Originally published in BeatRoute Magazine.
“At the time, I just wanted to do something different,” says Paul Rose—aka Scuba—explaining his move away from dark UK bass music and toward techno and house. “Very early on in the dubstep thing—I guess just as it was becoming popular, actually—I didn’t want to do it anymore, which from a career perspective was probably a bad idea. But you’ve got to do what you feel like, I guess.”
Rose’s first two records—A Mutual Antipathy (2008) and Triangulation (2010)—were both classic exercises in English gloom. But to the puzzlement of many long-time fans, he followed these up with a string of dancy, tech-infused releases, culminating in the aptly titled Personality LP (2012).
“I moved to Berlin in 2007,” says Rose, “and it was basically about that time that I started to figure that I wanted to do something else. My first two albums, I guess you could say that they were dubstep albums. So it took a couple of years—two, three years—before I made a complete break away from it.”
“I think my motivations for that were really just wanting to do something that was as far removed from what I’d become known for as possible, really. So there was a sort of element of almost trolling to it, and I wanted to provoke a reaction, certainly, within the audience and just really say, ‘OK, look—I’ve done this stuff now, I’ve made two albums of pretty doomy, techno-influenced dubstep-type stuff, so here’s some house music and you can get on with it.'”
But despite the change in mood, Rose argues that his aesthetic shift wasn’t as drastic as some may have supposed. “The Personality LP, I don’t think it’s quite as different people tend to make out. I mean, there’s definitely some uplifting moments on it, some euphoric bits. But a lot of it’s quite hard as well. I think it was just more in the big room—almost like stadium techno—kind of a way than the previous two records, which were quite noir-ish—quite kind of, you know, eyes down—that kind of aesthetic .”
Yet ever the restless spirit, Rose hints that his current artistic phase may also be drawing to a close. “I’m almost coming full circle now, because the stuff I’ve been doing more recently is definitely very dark and brooding,” he says, laughing. “I had a couple of years after Personality going around the big room, European festival circuit—you know, techno, tech-house, house stages and all that kind of stuff, which was a completely new experience for me at the time. I mean, that whole thing—it can be a lot of fun doing it, but ultimately it has its limitations to what you can do artistically.”
“Over the past few months, I’ve been releasing some darker stuff, and what’s going to be coming out this year I going to be even more stark. I guess it’s similar to the first two albums in the sense of the mood. But stylistically, it’s completely different. It’s much more sort of techno-type stuff.”
Rose’s return to gloom comes on the heels of a serious bought of illness, although he denies that it has had any serious effect on his music. “I had a pretty rough year last year,” he explains. “I spent most of last summer in bed ill with glandular fever, which was not that much fun. I had to cancel a few months of shows, was in and out hospital. Yeah, it was not cool at all.”
“By that stage, I had been on the road for five years, basically, taking nearly 200 flights a year and having no days off. It’s a lifestyle that, on the face of it, seems a lot of fun. And a lot of it is fun, for sure—I’m not going to be some sort of moaning artist. But equally, it takes its toll on you physically and mentally. And I think for everyone, really, there comes a point where you know you have to step back a bit and take stock. I hadn’t done the smart thing, which is to take a month off every year or whatever. I just sort of powered on through. And I definitely hit a bit of a wall last summer.”

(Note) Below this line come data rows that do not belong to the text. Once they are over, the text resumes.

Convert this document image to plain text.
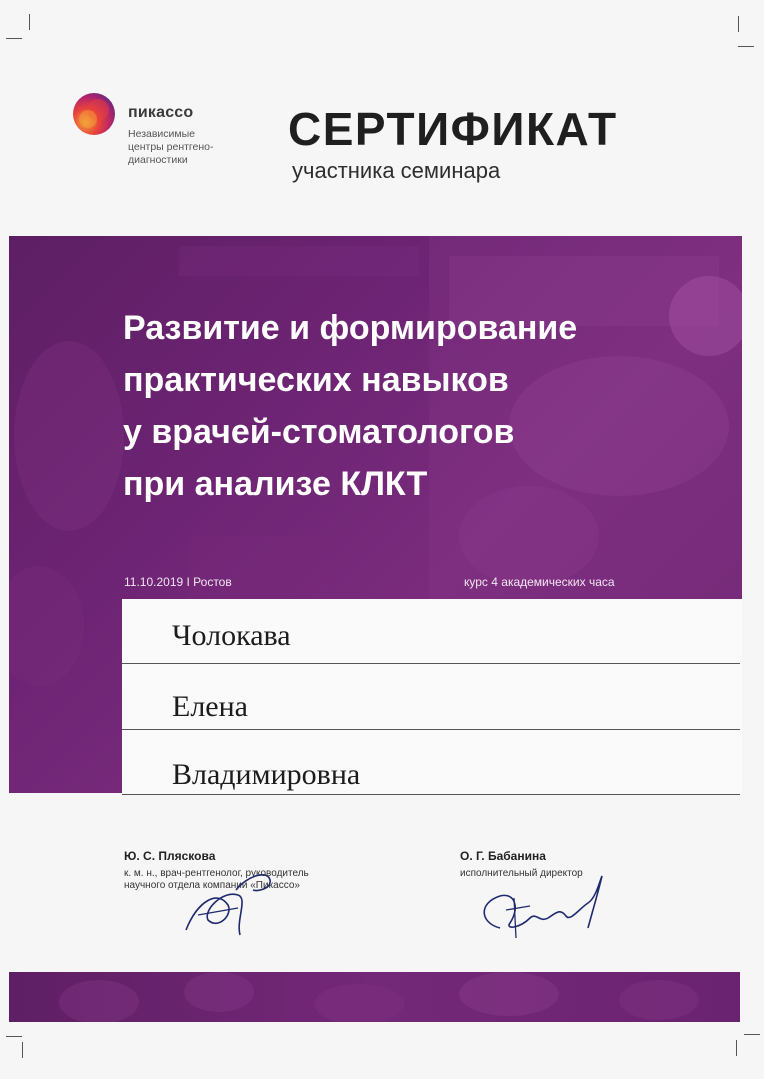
пикассо
Независимые
центры рентгено-
диагностики
СЕРТИФИКАТ
участника семинара
Развитие и формирование
практических навыков
у врачей-стоматологов
при анализе КЛКТ
11.10.2019 I Ростов	курс 4 академических часа
Чолокава
Елена
Владимировна
Ю. С. Пляскова
к. м. н., врач-рентгенолог, руководитель
научного отдела компании «Пикассо»
О. Г. Бабанина
исполнительный директор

Half a year on, Rose insists that he’s doing much better. “I’ve come out the other side of it now and had a really productive autumn and have had some really good shows this winter already,” he says. “And on a conscious level, I decided that I didn’t want to play those kind of shows anymore—not necessarily commercial ones, but more big house stages and big house clubs. I wanted to do more serious, techno-influenced parties, which are just a lot more fun to play.”
“I mean, I have a lot of fun making more poppy music. But there’s also the element of, like, I’ve done that for a few years, let’s do something else. Enough’s enough, let’s change it up. I’m feeling pretty positive about it all now.”